When substituting butter, you need to add a cup of buttermilk if you use 2 lbs of potatoes in your recipe.
And you can always add a little more if you think the mash is a bit too thick for your taste.
Tip: When there is no buttermilk in stock and you want the same taste, simply add a tablespoon of vinegar to a cup of milk and use it instead.
Because of its high protein content, Greek yogurt can be used in place of butter in a variety of baked goods.
If you want to give your mashed potatoes a velvety texture, try adding some Greek yogurt.
You are going to like it more if you have already been a fan of using a splash of heavy cream on your mashed potatoes.
In other words, you can do away with milk, butter, and even cream, and fill the gap with some unsweetened Greek yogurt.
How to Use It?
Get ¼ cup of Greek yogurt and use it in a pound of mashed potatoes to make them taste outstanding.
And if you think the consistency is a bit on the thicker side, a dash of canola oil is all you need to tame it a little.

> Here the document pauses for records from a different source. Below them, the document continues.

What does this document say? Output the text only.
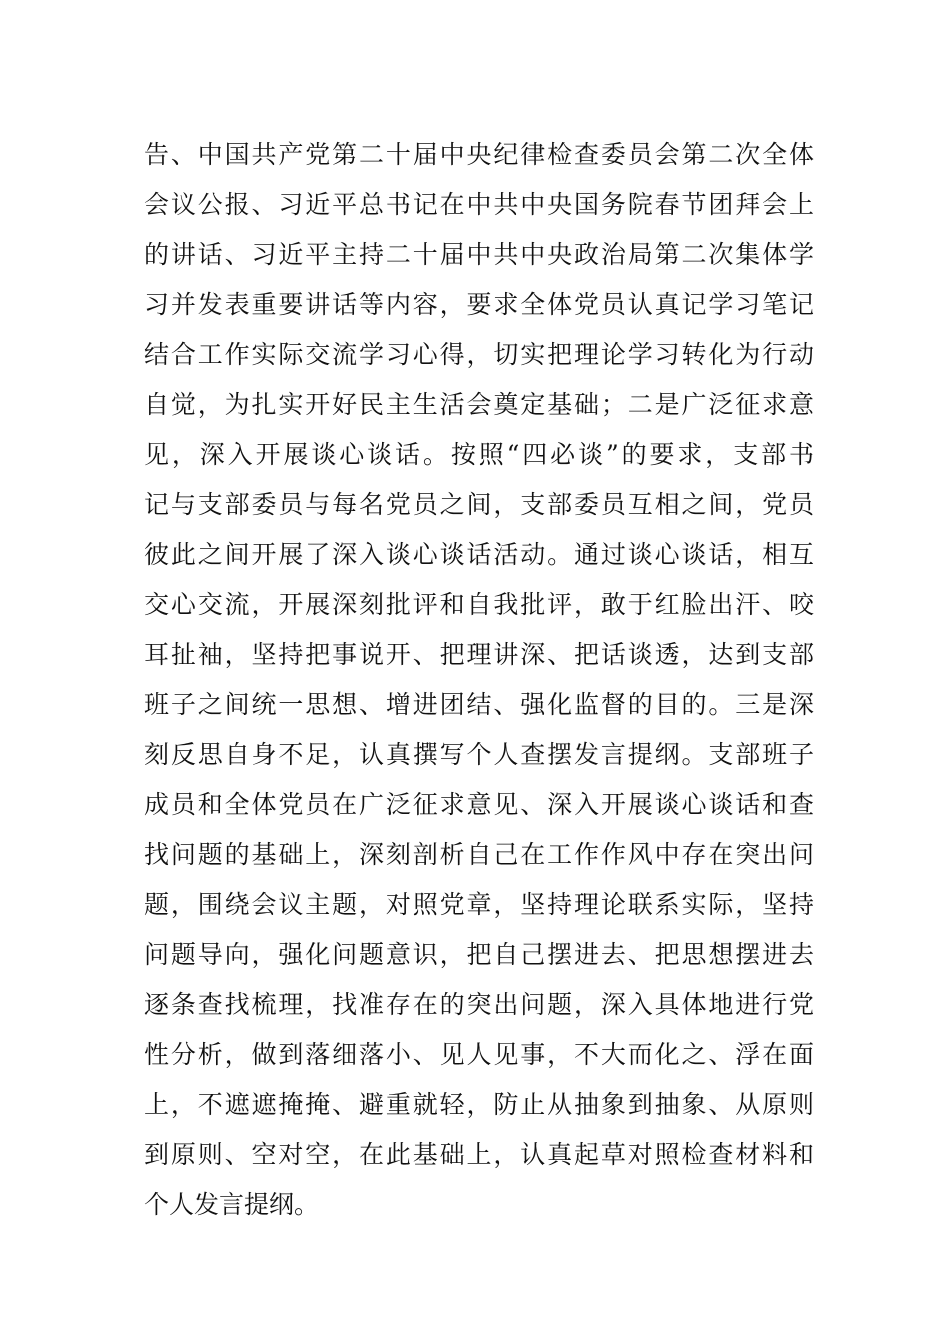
告、中国共产党第二十届中央纪律检查委员会第二次全体
会议公报、习近平总书记在中共中央国务院春节团拜会上
的讲话、习近平主持二十届中共中央政治局第二次集体学
习并发表重要讲话等内容，要求全体党员认真记学习笔记
结合工作实际交流学习心得，切实把理论学习转化为行动
自觉，为扎实开好民主生活会奠定基础；二是广泛征求意
见，深入开展谈心谈话。按照“四必谈”的要求，支部书
记与支部委员与每名党员之间，支部委员互相之间，党员
彼此之间开展了深入谈心谈话活动。通过谈心谈话，相互
交心交流，开展深刻批评和自我批评，敢于红脸出汗、咬
耳扯袖，坚持把事说开、把理讲深、把话谈透，达到支部
班子之间统一思想、增进团结、强化监督的目的。三是深
刻反思自身不足，认真撰写个人查摆发言提纲。支部班子
成员和全体党员在广泛征求意见、深入开展谈心谈话和查
找问题的基础上，深刻剖析自己在工作作风中存在突出问
题，围绕会议主题，对照党章，坚持理论联系实际，坚持
问题导向，强化问题意识，把自己摆进去、把思想摆进去
逐条查找梳理，找准存在的突出问题，深入具体地进行党
性分析，做到落细落小、见人见事，不大而化之、浮在面
上，不遮遮掩掩、避重就轻，防止从抽象到抽象、从原则
到原则、空对空，在此基础上，认真起草对照检查材料和
个人发言提纲。
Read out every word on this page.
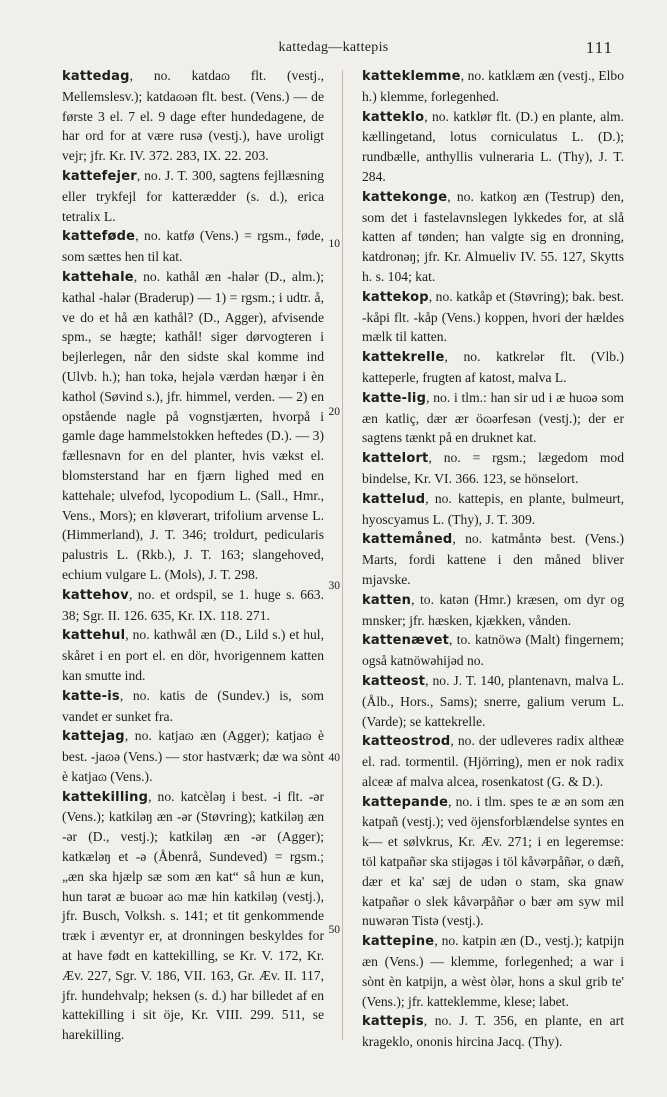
kattedag—kattepis	111
10
20
30
40
50

kattedag, no. katdaɷ flt. (vestj., Mellemslesv.); katdaɷən flt. best. (Vens.) — de første 3 el. 7 el. 9 dage efter hundedagene, de har ord for at være rusə (vestj.), have uroligt vejr; jfr. Kr. IV. 372. 283, IX. 22. 203.

kattefejer, no. J. T. 300, sagtens fejllæsning eller trykfejl for katterædder (s. d.), erica tetralix L.

katteføde, no. katfø (Vens.) = rgsm., føde, som sættes hen til kat.

kattehale, no. kathål æn -halər (D., alm.); kathal -halər (Braderup) — 1) = rgsm.; i udtr. å, ve do et hå æn kathål? (D., Agger), afvisende spm., se hægte; kathål! siger dørvogteren i bejlerlegen, når den sidste skal komme ind (Ulvb. h.); han tokə, hejələ værdən hæŋər i èn kathol (Søvind s.), jfr. himmel, verden. — 2) en opstående nagle på vognstjærten, hvorpå i gamle dage hammelstokken heftedes (D.). — 3) fællesnavn for en del planter, hvis vækst el. blomsterstand har en fjærn lighed med en kattehale; ulvefod, lycopodium L. (Sall., Hmr., Vens., Mors); en kløverart, trifolium arvense L. (Himmerland), J. T. 346; troldurt, pedicularis palustris L. (Rkb.), J. T. 163; slangehoved, echium vulgare L. (Mols), J. T. 298.

kattehov, no. et ordspil, se 1. huge s. 663. 38; Sgr. II. 126. 635, Kr. IX. 118. 271.

kattehul, no. kathwål æn (D., Lild s.) et hul, skåret i en port el. en dör, hvorigennem katten kan smutte ind.

katte-is, no. katis de (Sundev.) is, som vandet er sunket fra.

kattejag, no. katjaɷ æn (Agger); katjaɷ è best. -jaɷə (Vens.) — stor hastværk; dæ wa sònt è katjaɷ (Vens.).

kattekilling, no. katcèləŋ i best. -i flt. -ər (Vens.); katkiləŋ æn -ər (Støvring); katkiləŋ æn -ər (D., vestj.); katkiləŋ æn -ər (Agger); katkæləŋ et -ə (Åbenrå, Sundeved) = rgsm.; „æn ska hjælp sæ som æn kat“ så hun æ kun, hun tarət æ buɷər aɷ mæ hin katkiləŋ (vestj.), jfr. Busch, Volksh. s. 141; et tit genkommende træk i æventyr er, at dronningen beskyldes for at have født en kattekilling, se Kr. V. 172, Kr. Æv. 227, Sgr. V. 186, VII. 163, Gr. Æv. II. 117, jfr. hundehvalp; heksen (s. d.) har billedet af en kattekilling i sit öje, Kr. VIII. 299. 511, se harekilling.

katteklemme, no. katklæm æn (vestj., Elbo h.) klemme, forlegenhed.

katteklo, no. katklør flt. (D.) en plante, alm. kællingetand, lotus corniculatus L. (D.); rundbælle, anthyllis vulneraria L. (Thy), J. T. 284.

kattekonge, no. katkoŋ æn (Testrup) den, som det i fastelavnslegen lykkedes for, at slå katten af tønden; han valgte sig en dronning, katdronəŋ; jfr. Kr. Almueliv IV. 55. 127, Skytts h. s. 104; kat.

kattekop, no. katkåp et (Støvring); bak. best. -kåpi flt. -kåp (Vens.) koppen, hvori der hældes mælk til katten.

kattekrelle, no. katkrelər flt. (Vlb.) katteperle, frugten af katost, malva L.

katte-lig, no. i tlm.: han sir ud i æ huɷə som æn katliç, dær ær öɷərfesən (vestj.); der er sagtens tænkt på en druknet kat.

kattelort, no. = rgsm.; lægedom mod bindelse, Kr. VI. 366. 123, se hönselort.

kattelud, no. kattepis, en plante, bulmeurt, hyoscyamus L. (Thy), J. T. 309.

kattemåned, no. katmåntə best. (Vens.) Marts, fordi kattene i den måned bliver mjavske.

katten, to. katən (Hmr.) kræsen, om dyr og mnsker; jfr. hæsken, kjækken, vånden.

kattenævet, to. katnöwə (Malt) fingernem; også katnöwəhijəd no.

katteost, no. J. T. 140, plantenavn, malva L. (Ålb., Hors., Sams); snerre, galium verum L. (Varde); se kattekrelle.

katteostrod, no. der udleveres radix altheæ el. rad. tormentil. (Hjörring), men er nok radix alceæ af malva alcea, rosenkatost (G. & D.).

kattepande, no. i tlm. spes te æ ən som æn katpañ (vestj.); ved öjensforblændelse syntes en k— et sølvkrus, Kr. Æv. 271; i en legeremse: töl katpañər ska stijəgəs i töl kåvərpåñər, o dæñ, dær et ka' sæj de udən o stam, ska gnaw katpañər o slek kåvərpåñər o bær əm syw mil nuwərən Tistə (vestj.).

kattepine, no. katpin æn (D., vestj.); katpijn æn (Vens.) — klemme, forlegenhed; a war i sònt èn katpijn, a wèst òlər, hons a skul grib te' (Vens.); jfr. katteklemme, klese; labet.

kattepis, no. J. T. 356, en plante, en art krageklo, ononis hircina Jacq. (Thy).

Tip: If you want to bake something and want it to be moist, be sure to stick with full-fat yogurt because non-fat yogurt leads to a drier finished product.
So, ran out of butter for mashed potatoes? You do not have to worry because there are enough substitutes to try in place of butter.
Remember that you need to use those substitutes correctly to avoid changing the texture of your mashed potatoes.
It may not turn out perfect on the first attempt, but you will definitely learn about the best substitute after some experimentation.